HFCs, the chemicals that replaced the banned refrigerant, while not ozone-depleting, have 14 times the global warming potential of carbon dioxide. Today, the most commonly used refrigerant in air conditioners and cars is HCFC, which has much smaller ozone-depleting potential.
Wilson’s book is not a call to ditch air conditioners. He acknowledges that in a heatwave, refrigerants are life-saving. Prolonged hot temperatures can diminish people’s mental and physical capacity, and air conditioning is an effective heat management tool in classrooms. But before the widespread use of commercial air conditioning, our world was cooler – and in seeking comfort we have warmed our planet.
In an interview, Wilson reflects on the cost of American comfort.
So when I’m sitting 3ft away from a window AC unit, am I blasting harmful chemicals into my house or the atmosphere?
Air conditioners don’t consume or emit refrigerants directly. But what the chemical industry that produced air conditioners claimed was that they didn’t send Freon into the atmosphere. According to the industry, it was totally safe because it would never leak. Well, that’s not what happens. What happens, especially with car air conditioners, is that when a refrigerant is charged into a system, into an air conditioner, it slowly, over the course of like 15 years, leaks.
And even if it doesn’t, when getting rid of an air conditioner, the vast majority of people just pass it on the street, or put it in the dump, or something like that, which is technically illegal. But there’s no way to actually regulate that. Just walking down the street today, I saw two air window units just smashed on the street. It’s expensive to have somebody come and take care of them properly.

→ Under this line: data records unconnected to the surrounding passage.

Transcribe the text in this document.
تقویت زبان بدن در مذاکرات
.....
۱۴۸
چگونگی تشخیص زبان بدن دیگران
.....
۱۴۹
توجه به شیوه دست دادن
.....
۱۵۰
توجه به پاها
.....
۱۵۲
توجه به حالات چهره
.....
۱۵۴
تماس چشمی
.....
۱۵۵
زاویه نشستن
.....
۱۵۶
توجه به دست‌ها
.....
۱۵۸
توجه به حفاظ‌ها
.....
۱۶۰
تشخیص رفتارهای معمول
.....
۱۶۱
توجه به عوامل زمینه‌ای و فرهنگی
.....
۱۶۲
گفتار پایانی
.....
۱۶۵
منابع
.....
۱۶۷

And these units most likely have HFCs.
What was the alternative to CFCs once they were banned?
There are replacements like HFOs (hydrofluoroolefins) that don’t deplete the ozone layer. All evidence points to them being fine, but with each subsequent generation of refrigerants CFCs we’ve thought they were fine and they weren’t. I’m not a chemist, and I’m not an atmospheric scientist, but I see a pattern here that I’m quite skeptical of.
Can you speak about the reliance on AC during a heatwave?
In a heatwave, you have people who are susceptible to heat-related illnesses. These are people who tend to live in neighborhoods that have less access to natural shade, fewer trees, less access to parks, more asphalt that absorbs heat and can make areas of the city 10F hotter in some places.
Low-income residents are also more vulnerable. Even if they can afford the unit, they might be reluctant to turn it on because they might be behind on their energy bills. Also, what happens in the heatwave is that everyone in the city turns on their air conditioner, and it overloads the grid, and there’s a potential for blackouts.
One of the things that I write about very briefly in the book is pointing to the need for things like community solar, or community-controlled energy, rather than having a monopoly company that controls it. Because when profit is the driving motive, monopolies are not interested in saving lives.
What if we don’t want, or can’t afford, AC?
The most lo-tech solution is planting more trees. Initiatives to make sure that there is lush vegetation on every street in New York, especially in working-class neighborhoods, where there tend to be less trees, I think that’s crucial. Another solution is sustainable design that incorporates passive cooling. There are innovative architects who are looking at nature, things like termite mounds, beehives, things that exist in the wild and regulate temperature.
Understanding how to shade, how to give light, but without direct sunlight that will heat a room. Things like incorporating natural wind into a room, and using better building materials that don’t absorb heat. And these cooling strategies don’t have to be enormously expensive, so I have a lot of faith in good design.
What do you hope people take away from your book?
The vast majority of cooling in the United States is not for emergency situations. And it’s not even for situations that, I would argue, make our lives better. So what I’m asking is for us to really consider how our level of comfort and what we’ve defined as comfort has been constructed. And whether our level of comfort has actually led to a planet that’s uninhabitable. I’m not calling for all of us to suffer at all, I’m actually calling for us to again, to redefine what it means to be comfortable.